Roll Call executive editor Mort Kondracke has points showing why it will be so hard for McCain to win any economic argument with Obama in the fall:
[Last February], a team of four Democratic Congressmen led by Rep. Rahm Emanuel (Ill.) demolished a team of Republicans led by Rep. Adam Putnam (Fla.) by citing evidence Americans are not better off than they were when Bush became president.
Median household income in the United States rose $6,000 in the Clinton administration, to $49,163, but fell to $48,023 during Bush's first six years in office.

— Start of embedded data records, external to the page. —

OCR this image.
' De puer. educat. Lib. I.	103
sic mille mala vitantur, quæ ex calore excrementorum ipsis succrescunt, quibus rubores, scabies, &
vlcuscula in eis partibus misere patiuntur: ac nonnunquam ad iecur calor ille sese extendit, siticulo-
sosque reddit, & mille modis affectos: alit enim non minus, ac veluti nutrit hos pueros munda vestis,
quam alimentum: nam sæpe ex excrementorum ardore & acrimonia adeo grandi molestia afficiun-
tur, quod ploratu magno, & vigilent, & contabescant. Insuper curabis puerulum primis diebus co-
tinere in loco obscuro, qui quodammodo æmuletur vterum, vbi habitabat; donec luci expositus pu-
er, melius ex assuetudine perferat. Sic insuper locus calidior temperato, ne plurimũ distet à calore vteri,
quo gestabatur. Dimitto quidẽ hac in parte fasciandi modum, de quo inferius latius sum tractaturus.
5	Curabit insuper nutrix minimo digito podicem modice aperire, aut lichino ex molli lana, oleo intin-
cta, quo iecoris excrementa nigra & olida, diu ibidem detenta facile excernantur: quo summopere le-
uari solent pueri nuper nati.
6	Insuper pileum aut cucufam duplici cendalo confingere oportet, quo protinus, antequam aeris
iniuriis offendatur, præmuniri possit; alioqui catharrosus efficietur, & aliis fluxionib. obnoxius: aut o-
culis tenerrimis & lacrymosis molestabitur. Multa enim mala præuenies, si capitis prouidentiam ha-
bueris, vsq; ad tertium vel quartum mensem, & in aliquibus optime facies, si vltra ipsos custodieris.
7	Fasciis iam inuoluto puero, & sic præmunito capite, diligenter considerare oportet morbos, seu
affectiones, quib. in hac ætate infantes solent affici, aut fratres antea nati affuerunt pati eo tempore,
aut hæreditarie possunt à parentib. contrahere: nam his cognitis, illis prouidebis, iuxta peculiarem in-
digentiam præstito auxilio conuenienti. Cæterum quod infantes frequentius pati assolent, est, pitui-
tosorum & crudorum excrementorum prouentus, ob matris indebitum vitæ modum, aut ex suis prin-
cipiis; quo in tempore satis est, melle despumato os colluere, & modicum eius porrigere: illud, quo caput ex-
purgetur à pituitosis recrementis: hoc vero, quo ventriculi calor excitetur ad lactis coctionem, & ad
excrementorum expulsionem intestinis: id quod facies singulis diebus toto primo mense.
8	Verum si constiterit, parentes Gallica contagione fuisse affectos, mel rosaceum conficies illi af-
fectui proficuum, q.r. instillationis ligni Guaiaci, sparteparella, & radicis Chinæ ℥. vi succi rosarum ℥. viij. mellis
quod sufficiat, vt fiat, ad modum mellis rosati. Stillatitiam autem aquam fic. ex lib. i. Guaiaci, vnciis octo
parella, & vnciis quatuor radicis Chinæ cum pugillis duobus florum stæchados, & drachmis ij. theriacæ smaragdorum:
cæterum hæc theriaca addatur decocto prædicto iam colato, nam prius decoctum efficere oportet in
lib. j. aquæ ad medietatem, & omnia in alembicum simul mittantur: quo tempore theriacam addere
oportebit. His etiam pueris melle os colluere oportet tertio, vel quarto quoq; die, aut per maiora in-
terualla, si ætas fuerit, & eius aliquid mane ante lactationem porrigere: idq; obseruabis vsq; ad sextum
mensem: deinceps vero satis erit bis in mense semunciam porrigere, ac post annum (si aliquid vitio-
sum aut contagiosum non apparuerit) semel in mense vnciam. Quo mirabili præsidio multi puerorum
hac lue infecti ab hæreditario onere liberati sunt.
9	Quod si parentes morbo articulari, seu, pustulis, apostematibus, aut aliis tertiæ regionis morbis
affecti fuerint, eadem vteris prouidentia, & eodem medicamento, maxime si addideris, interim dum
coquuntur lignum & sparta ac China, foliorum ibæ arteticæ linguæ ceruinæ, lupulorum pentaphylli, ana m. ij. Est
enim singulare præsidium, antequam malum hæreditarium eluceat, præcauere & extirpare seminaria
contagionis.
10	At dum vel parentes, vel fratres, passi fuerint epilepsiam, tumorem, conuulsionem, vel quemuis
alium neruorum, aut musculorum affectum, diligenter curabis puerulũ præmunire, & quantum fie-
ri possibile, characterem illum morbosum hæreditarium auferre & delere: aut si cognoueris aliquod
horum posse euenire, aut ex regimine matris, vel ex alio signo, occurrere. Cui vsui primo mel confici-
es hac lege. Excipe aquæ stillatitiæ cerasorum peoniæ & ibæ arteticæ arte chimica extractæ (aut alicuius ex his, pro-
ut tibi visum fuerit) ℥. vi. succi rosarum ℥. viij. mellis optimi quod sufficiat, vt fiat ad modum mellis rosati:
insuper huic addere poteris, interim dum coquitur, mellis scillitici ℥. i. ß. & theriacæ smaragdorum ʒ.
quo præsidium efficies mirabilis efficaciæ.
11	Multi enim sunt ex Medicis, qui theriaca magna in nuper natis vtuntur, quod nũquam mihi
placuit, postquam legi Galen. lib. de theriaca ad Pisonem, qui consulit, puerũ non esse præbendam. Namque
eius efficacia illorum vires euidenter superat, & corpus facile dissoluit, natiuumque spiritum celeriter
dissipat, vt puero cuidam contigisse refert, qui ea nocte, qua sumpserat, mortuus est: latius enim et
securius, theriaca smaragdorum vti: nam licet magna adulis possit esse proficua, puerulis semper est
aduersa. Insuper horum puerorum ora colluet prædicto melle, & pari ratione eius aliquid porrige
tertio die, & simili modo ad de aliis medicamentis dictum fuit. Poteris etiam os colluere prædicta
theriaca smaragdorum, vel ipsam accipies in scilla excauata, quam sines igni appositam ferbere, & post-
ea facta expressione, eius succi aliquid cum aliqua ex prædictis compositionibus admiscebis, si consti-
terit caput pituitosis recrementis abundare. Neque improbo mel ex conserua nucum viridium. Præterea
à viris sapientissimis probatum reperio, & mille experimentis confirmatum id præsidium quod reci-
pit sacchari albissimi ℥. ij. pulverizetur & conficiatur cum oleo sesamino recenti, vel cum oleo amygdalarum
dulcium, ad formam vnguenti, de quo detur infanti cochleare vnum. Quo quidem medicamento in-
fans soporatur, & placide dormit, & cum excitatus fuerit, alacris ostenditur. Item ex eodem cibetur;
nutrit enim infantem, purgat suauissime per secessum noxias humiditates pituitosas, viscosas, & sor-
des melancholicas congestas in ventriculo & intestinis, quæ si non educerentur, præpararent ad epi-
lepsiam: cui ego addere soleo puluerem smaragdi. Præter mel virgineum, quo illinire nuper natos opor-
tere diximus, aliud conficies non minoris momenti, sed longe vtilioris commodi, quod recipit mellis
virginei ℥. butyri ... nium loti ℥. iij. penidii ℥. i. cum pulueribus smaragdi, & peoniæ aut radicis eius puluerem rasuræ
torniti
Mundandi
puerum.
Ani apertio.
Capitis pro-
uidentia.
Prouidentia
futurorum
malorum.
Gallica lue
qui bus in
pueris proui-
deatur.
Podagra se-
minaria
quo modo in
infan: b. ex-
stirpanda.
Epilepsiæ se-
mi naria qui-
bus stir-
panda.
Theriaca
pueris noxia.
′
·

the economy grew by an average of 4% during the Clinton years and created an average 1.8 million jobs a year. Under Bush, gross domestic product has grown just 2.7% a year and created 369,000 jobs a year - and [the current] recession [will] cut even those numbers.
The price of gasoline in 2001 was $1.39 per gallon. Now, it's $4. The number of Americans lacking health insurance was 38 million; now, it's 47 million. The national debt was $5.7 trillion in 2001; now, it's $9.2 trillion. The dollar was worth 1.07 euro; now, it's .68. The poverty rate, college costs, take-home pay, personal indebtedness, foreign oil dependency and the trade deficit all are worse than they were when Bush took office.
According to the Brookings Institution, two-thirds of Bush's tax cuts went to those in the top 20% of income and left those making less than $100,000 a year paying more of the total burden of federal taxes than any other income group.